Choir night
Since we retired 16 years ago, it feels as if Tuesdays have become ever more choir-practice orientated. Now it's reached the point where I can't imagine how we managed a whole day in school, two boys at home, and out to sing in the evening - but that's perhaps the most noticeable feature of getting older.
We arrived in Dunoon almost 48 years ago now, with a new baby, regretting the loss of our octet in which we'd actually met. I joined the church choir, but it wasn't enough. We put out word, mainly in school circles (I wasn't working, but Himself was) and waited - in the music room of the Grammar School as it then existed - to see who would turn up. From that evening grew a four-part choir which we called The Hesperians. Eventually we ran out of tenors, and that was that. But the point of this story is that we rehearsed - always on a Tuesday - on top of the normal day of work and weans. We acquired an army of babysitters in the early days; in the latter period our younger son sang treble in the soprano section. It became an institution.

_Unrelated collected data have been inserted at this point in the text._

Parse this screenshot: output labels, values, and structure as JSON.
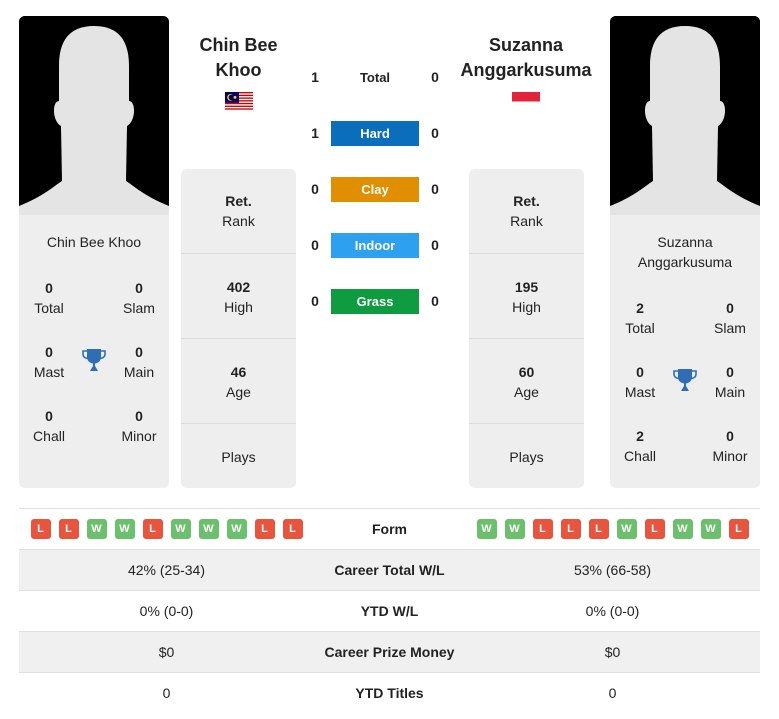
{
  "colors": {
    "hard": "#0a6ebd",
    "clay": "#e08f00",
    "indoor": "#2ea0f0",
    "grass": "#0f9b3f",
    "win": "#6cbf6c",
    "loss": "#e8553e",
    "trophy": "#2f6db5"
  },
  "player1": {
    "name": "Chin Bee Khoo",
    "header_name_line1": "Chin Bee",
    "header_name_line2": "Khoo",
    "flag": "Malaysia",
    "card_name": "Chin Bee Khoo",
    "titles": {
      "total": {
        "value": "0",
        "label": "Total"
      },
      "slam": {
        "value": "0",
        "label": "Slam"
      },
      "mast": {
        "value": "0",
        "label": "Mast"
      },
      "main": {
        "value": "0",
        "label": "Main"
      },
      "chall": {
        "value": "0",
        "label": "Chall"
      },
      "minor": {
        "value": "0",
        "label": "Minor"
      }
    },
    "rank": {
      "value": "Ret.",
      "label": "Rank"
    },
    "high": {
      "value": "402",
      "label": "High"
    },
    "age": {
      "value": "46",
      "label": "Age"
    },
    "plays": {
      "label": "Plays"
    },
    "form": [
      "L",
      "L",
      "W",
      "W",
      "L",
      "W",
      "W",
      "W",
      "L",
      "L"
    ],
    "career_wl": "42% (25-34)",
    "ytd_wl": "0% (0-0)",
    "prize_money": "$0",
    "ytd_titles": "0"
  },
  "player2": {
    "name": "Suzanna Anggarkusuma",
    "header_name_line1": "Suzanna",
    "header_name_line2": "Anggarkusuma",
    "flag": "Indonesia",
    "card_name_line1": "Suzanna",
    "card_name_line2": "Anggarkusuma",
    "titles": {
      "total": {
        "value": "2",
        "label": "Total"
      },
      "slam": {
        "value": "0",
        "label": "Slam"
      },
      "mast": {
        "value": "0",
        "label": "Mast"
      },
      "main": {
        "value": "0",
        "label": "Main"
      },
      "chall": {
        "value": "2",
        "label": "Chall"
      },
      "minor": {
        "value": "0",
        "label": "Minor"
      }
    },
    "rank": {
      "value": "Ret.",
      "label": "Rank"
    },
    "high": {
      "value": "195",
      "label": "High"
    },
    "age": {
      "value": "60",
      "label": "Age"
    },
    "plays": {
      "label": "Plays"
    },
    "form": [
      "W",
      "W",
      "L",
      "L",
      "L",
      "W",
      "L",
      "W",
      "W",
      "L"
    ],
    "career_wl": "53% (66-58)",
    "ytd_wl": "0% (0-0)",
    "prize_money": "$0",
    "ytd_titles": "0"
  },
  "h2h": [
    {
      "label": "Total",
      "p1": "1",
      "p2": "0",
      "key": "total"
    },
    {
      "label": "Hard",
      "p1": "1",
      "p2": "0",
      "key": "hard"
    },
    {
      "label": "Clay",
      "p1": "0",
      "p2": "0",
      "key": "clay"
    },
    {
      "label": "Indoor",
      "p1": "0",
      "p2": "0",
      "key": "indoor"
    },
    {
      "label": "Grass",
      "p1": "0",
      "p2": "0",
      "key": "grass"
    }
  ],
  "table": {
    "form_label": "Form",
    "career_wl_label": "Career Total W/L",
    "ytd_wl_label": "YTD W/L",
    "prize_label": "Career Prize Money",
    "ytd_titles_label": "YTD Titles"
  }
}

Nowadays we tend to do everything we intend to do up until mid-afternoon, when we eat a proper dinner and then relax till it's time to go out at 7.45pm. Even so, we find it harder than it used to be to go out and work in the evening, especially now it's dark again. But it's still the best thing - even when the choir is missing three people, as it was tonight, so that there are only 6 of us singing. We were working hard at a piece we were rehearsing almost two years ago, remembering our efforts to stay in tune for a difficult discord which tempts my part to sharpen ... and we recalled how we were last struggling with it as the threat of this new virus seemed to crawl closer through Europe and three of us were planning holidays abroad ...
But here we are. We have a gig coming up in November and there is work to do as we get back into the music. So my blip is the view across to the church where we rehearse, only 3 minutes' walk from our front gate. We don't use the whole huge church - the hall is at the rear, on the left.
And now I have eaten toast and marmalade and bed beckons beguilingly. Alliteration, anyone?